Cada emprego custa mais de 100 mil: vereadores lembraram que já passou da hora de investir nas pequenas indústrias, lembrando que a LAR já recebeu mais de 100 milhões de incentivos e, como informou que emprega diretamente, 969 pessoas, cada emprego custou mais de 100 mil, quando o SEBRAE afirma que os incentivos que são destinados as pequenas empresas ou indústria, geram um emprego a cada 20 ou 30 mil reais investidos, ou seja, 3 ou 4 vezes mais.

Não é por fala de Assessorias Jurídicas: vereador, também lembrou que a demora na solução da regularização das pequenas indústrias, certamente não é por falta de comissões e Advogados, já que o prefeito acabou de nomear o 6º advogado, sem contar com as assessorias jurídicas “pro-bônus” extras.
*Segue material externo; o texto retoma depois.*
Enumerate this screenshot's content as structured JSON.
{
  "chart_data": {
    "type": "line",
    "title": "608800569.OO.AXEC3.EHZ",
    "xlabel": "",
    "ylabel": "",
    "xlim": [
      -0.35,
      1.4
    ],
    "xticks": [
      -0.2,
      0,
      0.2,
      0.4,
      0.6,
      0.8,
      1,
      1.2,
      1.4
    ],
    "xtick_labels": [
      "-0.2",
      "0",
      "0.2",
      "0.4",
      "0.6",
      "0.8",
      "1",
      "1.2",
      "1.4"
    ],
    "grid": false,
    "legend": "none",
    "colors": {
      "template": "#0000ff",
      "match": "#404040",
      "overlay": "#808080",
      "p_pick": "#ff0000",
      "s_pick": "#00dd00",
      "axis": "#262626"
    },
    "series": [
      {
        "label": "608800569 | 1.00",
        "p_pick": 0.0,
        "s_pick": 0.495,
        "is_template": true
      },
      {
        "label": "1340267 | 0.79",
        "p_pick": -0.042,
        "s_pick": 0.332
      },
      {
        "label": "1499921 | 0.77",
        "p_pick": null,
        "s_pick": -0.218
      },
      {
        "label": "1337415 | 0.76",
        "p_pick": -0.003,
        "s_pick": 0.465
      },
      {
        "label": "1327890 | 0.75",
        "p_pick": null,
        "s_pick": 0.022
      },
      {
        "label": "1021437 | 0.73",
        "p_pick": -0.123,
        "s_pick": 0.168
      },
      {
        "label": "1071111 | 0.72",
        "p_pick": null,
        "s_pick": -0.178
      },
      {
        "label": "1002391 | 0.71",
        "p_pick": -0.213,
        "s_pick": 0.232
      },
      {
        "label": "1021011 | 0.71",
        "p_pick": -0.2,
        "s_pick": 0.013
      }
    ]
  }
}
Aliás, alguns advogados, na atual gestão, quase dobraram os salários com dezenas de horas extras e hoje as assessorias custam mais de 100 mil mensais aos contribuintes. Aliás, uma das soluções mais inusitadas das assessorias “pro-bônus”, é que a LAR, recebeu a grande maioria das terras e instalações de Vila Celeste, através de uma “dação em pagamento”, como compensação, por um ex-prefeito, não ter cumprido a promessa de investir o valor combinado. Tudo “legal”, é claro!

Falta de visão: a indicação ou decisão de passar apenas uma “lama asfáltica” sobre as ruas estreitas de pedras irregulares que dão acesso as instalações da Universidade UTFpr, demostrada o desconhecimento e importância da nossa principal indústria “sem chaminé”, cujo acesso é um dos piores, estreitos e sem placas indicativas, inclusive nas ruas internas que continuam sem calçamentos e ficam empoeiradas ou na lama, quando chove, quando deveríamos ter uma ampla Avenida para acesso. Mas a cultura nunca foi uma “ampla Avenida” para os políticos, no máximo um “lama asfástica”.